One kind of interoperability comes through dynamic linking. For example, through native methods, Java can call code written in C or another language that is compiled into machine code. As long as the JVM uses the ABI and calling conventions of the native library, access is no problem. The native code is executed in the calling process, so this kind of interoperability is strictly for libraries, not for client/server communication.

So if it was CGroups instead - written in C - then there could simply be a Java binding and a .Net binding etc., and all platforms using these bindings could cooperate. Unfortunately the reverse isn't true: the JVM is, quite obviously, a virtual machine, and you can't simply call code targeted at a VM. That VM first has to run, and then you have to interface with the VM before finally getting access to the library. This is true for all languages requiring a runtime environment (i.e. interpreted languages), but it gets worse the more complicated the runtime gets.
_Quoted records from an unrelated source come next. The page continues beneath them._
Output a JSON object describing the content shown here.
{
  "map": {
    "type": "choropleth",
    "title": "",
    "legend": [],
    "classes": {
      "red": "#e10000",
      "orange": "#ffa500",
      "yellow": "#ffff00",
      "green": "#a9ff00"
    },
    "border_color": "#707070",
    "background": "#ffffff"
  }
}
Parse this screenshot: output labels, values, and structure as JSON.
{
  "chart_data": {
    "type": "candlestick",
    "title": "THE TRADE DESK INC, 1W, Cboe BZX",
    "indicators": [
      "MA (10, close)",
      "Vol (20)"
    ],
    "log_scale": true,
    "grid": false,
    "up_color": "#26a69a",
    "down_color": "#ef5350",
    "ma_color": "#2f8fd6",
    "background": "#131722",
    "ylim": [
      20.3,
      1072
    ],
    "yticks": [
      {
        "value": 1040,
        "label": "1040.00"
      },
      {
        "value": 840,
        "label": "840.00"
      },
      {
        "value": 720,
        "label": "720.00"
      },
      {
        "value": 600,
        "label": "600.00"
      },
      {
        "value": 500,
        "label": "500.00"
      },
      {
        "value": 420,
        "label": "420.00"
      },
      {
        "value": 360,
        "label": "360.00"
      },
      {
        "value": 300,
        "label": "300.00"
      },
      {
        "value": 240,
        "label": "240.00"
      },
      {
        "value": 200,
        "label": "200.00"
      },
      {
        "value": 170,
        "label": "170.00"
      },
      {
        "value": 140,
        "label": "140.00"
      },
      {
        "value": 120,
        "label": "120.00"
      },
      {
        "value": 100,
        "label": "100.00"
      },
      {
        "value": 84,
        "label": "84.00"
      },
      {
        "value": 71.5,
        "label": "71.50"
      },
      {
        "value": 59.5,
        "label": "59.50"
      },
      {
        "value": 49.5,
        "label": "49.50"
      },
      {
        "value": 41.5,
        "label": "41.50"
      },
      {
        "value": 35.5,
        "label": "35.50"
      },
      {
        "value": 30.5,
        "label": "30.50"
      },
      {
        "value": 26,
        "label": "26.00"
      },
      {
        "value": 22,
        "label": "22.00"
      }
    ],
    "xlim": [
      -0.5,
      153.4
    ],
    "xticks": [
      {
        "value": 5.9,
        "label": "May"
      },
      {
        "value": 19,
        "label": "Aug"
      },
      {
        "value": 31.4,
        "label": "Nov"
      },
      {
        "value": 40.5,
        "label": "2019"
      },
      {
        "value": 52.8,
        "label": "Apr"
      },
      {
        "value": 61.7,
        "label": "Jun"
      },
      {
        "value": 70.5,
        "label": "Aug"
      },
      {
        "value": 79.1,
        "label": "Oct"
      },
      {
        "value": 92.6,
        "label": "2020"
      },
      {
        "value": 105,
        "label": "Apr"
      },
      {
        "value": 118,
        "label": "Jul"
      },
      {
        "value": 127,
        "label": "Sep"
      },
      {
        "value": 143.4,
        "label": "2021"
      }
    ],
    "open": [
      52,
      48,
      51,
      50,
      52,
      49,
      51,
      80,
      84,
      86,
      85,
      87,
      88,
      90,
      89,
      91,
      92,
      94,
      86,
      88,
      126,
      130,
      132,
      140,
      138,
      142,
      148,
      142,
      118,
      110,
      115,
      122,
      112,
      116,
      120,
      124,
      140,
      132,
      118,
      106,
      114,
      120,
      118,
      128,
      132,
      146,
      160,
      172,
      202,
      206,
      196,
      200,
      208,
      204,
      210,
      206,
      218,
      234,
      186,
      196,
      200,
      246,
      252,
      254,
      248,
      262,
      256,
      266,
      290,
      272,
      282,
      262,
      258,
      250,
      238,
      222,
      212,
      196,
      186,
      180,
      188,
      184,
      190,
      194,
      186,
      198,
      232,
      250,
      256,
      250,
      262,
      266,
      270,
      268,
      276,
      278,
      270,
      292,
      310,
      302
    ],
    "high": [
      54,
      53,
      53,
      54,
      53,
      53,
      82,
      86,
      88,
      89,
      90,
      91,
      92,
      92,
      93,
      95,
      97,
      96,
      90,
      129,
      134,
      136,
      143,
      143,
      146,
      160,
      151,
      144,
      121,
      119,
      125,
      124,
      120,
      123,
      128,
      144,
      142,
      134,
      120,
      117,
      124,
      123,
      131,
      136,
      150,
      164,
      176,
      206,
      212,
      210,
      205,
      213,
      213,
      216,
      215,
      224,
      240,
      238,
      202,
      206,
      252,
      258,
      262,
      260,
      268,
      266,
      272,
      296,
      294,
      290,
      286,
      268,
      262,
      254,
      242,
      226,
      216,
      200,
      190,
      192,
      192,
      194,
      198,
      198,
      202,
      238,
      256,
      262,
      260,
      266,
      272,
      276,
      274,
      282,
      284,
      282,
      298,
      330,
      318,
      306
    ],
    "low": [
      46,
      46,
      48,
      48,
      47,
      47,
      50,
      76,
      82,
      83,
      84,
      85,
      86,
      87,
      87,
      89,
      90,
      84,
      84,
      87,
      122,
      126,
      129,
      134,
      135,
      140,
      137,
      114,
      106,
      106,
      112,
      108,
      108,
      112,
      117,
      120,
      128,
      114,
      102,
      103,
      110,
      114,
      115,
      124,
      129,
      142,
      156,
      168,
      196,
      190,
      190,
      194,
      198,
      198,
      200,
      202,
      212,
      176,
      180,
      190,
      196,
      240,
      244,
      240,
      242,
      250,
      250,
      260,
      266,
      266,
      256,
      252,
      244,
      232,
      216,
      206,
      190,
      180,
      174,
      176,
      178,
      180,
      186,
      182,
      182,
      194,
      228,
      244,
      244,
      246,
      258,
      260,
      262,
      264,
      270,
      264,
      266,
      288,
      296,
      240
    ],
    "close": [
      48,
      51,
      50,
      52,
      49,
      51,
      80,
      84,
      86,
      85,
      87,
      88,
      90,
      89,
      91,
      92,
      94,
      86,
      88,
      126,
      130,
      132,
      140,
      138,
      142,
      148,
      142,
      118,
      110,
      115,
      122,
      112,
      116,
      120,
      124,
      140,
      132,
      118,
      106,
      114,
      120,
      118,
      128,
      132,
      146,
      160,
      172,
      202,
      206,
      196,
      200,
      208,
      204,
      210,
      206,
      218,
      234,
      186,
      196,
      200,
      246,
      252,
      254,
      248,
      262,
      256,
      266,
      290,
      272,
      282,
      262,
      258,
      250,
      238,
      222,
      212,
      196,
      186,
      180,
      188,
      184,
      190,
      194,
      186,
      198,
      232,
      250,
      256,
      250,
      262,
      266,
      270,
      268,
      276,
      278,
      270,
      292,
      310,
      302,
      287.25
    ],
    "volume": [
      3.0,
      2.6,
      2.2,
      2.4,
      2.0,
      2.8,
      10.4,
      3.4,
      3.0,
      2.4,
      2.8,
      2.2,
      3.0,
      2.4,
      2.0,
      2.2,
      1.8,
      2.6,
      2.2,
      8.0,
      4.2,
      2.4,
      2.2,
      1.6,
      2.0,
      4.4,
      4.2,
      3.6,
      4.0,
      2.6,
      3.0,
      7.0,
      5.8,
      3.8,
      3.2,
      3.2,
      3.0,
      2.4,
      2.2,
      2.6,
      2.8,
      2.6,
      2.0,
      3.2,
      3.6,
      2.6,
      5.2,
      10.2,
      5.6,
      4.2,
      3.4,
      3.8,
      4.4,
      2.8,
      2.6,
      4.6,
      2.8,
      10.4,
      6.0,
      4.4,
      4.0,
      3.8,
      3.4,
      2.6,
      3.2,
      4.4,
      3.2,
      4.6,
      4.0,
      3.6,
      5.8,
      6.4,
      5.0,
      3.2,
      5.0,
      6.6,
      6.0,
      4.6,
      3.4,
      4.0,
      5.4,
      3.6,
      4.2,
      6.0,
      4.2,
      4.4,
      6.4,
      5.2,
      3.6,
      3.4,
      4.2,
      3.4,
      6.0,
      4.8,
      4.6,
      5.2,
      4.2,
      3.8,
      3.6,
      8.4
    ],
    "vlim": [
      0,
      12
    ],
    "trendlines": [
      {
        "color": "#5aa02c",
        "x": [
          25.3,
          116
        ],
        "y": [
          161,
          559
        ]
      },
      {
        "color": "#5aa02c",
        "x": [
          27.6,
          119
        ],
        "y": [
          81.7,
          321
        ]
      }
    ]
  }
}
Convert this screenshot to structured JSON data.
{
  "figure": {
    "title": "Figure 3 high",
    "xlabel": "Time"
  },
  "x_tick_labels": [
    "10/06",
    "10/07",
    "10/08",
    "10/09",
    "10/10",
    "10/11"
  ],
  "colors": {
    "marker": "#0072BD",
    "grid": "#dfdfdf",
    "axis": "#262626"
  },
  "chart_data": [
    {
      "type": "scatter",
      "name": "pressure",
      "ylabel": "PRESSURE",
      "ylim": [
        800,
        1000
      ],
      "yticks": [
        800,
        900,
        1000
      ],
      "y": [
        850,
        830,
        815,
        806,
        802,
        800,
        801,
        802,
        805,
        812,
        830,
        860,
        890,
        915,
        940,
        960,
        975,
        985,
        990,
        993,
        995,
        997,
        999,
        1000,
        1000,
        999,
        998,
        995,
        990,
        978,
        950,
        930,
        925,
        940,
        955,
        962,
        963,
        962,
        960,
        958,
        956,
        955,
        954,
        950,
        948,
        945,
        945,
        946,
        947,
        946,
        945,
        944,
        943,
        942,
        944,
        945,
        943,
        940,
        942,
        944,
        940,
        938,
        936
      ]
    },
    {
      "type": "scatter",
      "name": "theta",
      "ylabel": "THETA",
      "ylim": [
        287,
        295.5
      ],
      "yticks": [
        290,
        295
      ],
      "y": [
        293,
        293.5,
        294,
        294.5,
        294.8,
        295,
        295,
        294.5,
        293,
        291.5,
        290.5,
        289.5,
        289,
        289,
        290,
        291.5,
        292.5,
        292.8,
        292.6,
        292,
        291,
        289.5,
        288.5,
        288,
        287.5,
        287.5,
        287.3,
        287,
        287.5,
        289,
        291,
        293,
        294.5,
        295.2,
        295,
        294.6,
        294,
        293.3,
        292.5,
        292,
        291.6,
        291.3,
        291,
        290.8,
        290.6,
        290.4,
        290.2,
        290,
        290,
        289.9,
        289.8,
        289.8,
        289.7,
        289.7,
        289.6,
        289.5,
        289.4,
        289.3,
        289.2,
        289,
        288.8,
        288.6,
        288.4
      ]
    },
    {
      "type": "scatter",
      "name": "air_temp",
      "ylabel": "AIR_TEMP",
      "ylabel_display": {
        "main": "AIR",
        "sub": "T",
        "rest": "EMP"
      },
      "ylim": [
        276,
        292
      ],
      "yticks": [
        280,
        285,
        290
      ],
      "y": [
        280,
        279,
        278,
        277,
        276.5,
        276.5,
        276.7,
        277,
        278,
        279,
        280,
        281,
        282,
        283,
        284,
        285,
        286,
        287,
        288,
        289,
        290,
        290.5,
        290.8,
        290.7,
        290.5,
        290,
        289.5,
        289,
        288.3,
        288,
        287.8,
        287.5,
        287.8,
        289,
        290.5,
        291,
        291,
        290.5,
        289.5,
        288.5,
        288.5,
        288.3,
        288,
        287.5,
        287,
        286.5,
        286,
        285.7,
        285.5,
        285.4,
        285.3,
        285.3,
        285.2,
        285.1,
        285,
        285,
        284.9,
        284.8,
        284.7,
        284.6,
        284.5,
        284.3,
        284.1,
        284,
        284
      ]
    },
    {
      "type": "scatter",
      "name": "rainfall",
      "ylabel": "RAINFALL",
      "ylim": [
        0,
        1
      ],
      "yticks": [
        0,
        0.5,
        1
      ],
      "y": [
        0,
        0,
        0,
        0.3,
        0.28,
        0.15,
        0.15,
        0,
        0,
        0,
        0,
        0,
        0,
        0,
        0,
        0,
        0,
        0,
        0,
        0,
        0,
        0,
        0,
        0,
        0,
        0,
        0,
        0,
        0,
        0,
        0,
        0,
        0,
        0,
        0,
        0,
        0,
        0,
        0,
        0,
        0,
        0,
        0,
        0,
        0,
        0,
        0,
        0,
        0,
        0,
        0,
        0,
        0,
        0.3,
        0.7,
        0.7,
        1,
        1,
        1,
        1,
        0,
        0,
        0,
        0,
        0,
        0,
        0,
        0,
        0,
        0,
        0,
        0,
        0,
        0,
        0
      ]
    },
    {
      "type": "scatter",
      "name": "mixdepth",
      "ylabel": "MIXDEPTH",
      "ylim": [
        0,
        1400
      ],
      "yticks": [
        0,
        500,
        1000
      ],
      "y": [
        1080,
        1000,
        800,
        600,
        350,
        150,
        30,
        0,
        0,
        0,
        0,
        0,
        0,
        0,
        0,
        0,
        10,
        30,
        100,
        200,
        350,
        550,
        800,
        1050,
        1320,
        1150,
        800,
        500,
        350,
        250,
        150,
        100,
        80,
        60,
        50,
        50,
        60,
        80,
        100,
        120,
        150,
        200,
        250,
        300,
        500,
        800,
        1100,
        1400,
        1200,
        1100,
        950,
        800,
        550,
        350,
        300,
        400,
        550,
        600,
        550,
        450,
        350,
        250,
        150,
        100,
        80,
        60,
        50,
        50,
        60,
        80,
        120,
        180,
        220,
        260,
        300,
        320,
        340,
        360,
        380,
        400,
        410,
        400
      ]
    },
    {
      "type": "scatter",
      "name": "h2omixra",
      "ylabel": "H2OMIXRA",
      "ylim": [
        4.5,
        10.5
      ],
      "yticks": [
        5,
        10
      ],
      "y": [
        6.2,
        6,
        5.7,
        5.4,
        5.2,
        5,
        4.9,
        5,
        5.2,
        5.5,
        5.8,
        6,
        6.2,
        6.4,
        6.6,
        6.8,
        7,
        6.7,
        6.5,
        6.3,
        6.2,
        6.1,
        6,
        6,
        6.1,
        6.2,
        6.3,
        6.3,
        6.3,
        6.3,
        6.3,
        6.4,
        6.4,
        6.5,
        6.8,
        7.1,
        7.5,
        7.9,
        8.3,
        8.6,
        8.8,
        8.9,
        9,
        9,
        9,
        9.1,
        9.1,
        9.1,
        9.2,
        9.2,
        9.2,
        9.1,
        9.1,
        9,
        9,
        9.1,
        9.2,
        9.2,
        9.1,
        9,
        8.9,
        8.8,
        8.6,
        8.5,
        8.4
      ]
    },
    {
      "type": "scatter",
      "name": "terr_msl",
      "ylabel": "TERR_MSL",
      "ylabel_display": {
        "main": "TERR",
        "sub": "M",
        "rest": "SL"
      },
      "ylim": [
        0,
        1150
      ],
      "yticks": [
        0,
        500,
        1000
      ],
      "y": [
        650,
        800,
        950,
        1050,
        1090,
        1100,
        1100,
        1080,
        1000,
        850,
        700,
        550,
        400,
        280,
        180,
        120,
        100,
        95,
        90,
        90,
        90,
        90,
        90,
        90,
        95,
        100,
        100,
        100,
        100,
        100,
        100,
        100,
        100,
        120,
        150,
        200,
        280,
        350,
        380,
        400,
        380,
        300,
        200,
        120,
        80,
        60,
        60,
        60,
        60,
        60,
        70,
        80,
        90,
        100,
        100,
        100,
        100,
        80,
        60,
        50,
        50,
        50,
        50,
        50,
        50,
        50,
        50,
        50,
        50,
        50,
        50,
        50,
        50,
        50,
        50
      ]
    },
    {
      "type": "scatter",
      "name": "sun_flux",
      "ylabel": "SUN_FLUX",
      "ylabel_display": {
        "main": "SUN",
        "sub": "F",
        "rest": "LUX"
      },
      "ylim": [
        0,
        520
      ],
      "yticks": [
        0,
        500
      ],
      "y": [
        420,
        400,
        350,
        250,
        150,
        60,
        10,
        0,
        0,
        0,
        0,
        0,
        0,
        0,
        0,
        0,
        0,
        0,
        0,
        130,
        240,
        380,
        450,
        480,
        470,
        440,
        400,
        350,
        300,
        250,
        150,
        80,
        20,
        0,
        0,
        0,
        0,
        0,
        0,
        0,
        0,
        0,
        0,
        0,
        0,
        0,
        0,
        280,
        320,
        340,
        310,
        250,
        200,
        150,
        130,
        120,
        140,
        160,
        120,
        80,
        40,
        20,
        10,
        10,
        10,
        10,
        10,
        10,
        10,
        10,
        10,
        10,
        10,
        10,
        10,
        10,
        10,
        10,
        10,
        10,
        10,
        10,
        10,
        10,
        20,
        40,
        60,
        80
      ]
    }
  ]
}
Which leads me to the third kind of interoperability: wire protocols, which solve the issue of having a protocol that is full of assumptions from the original implementation. Instead, the first step to designing the application or library is to design a binary or text based encoding and to clearly states what kinds of communication are allowed, in what order, at what time, etc. The protocol has to be simple and explicit enough to write down, so it should also be possible to implement in different languages. That doesn't allow you to use one library in different contexts, but it makes it feasible to port the library for different platforms.

If it weren't for that last kind of interoperability, the Internet would be a very different place. Imagine if websites used a browser-specific protocol instead of HTTP! Microservice architectures also rely on well-defined protocols to connect otherwise incompatible systems: of course, a service written in Java can expose some JGroups-derived functionality via, say, HTTP, and then any other application can access that service.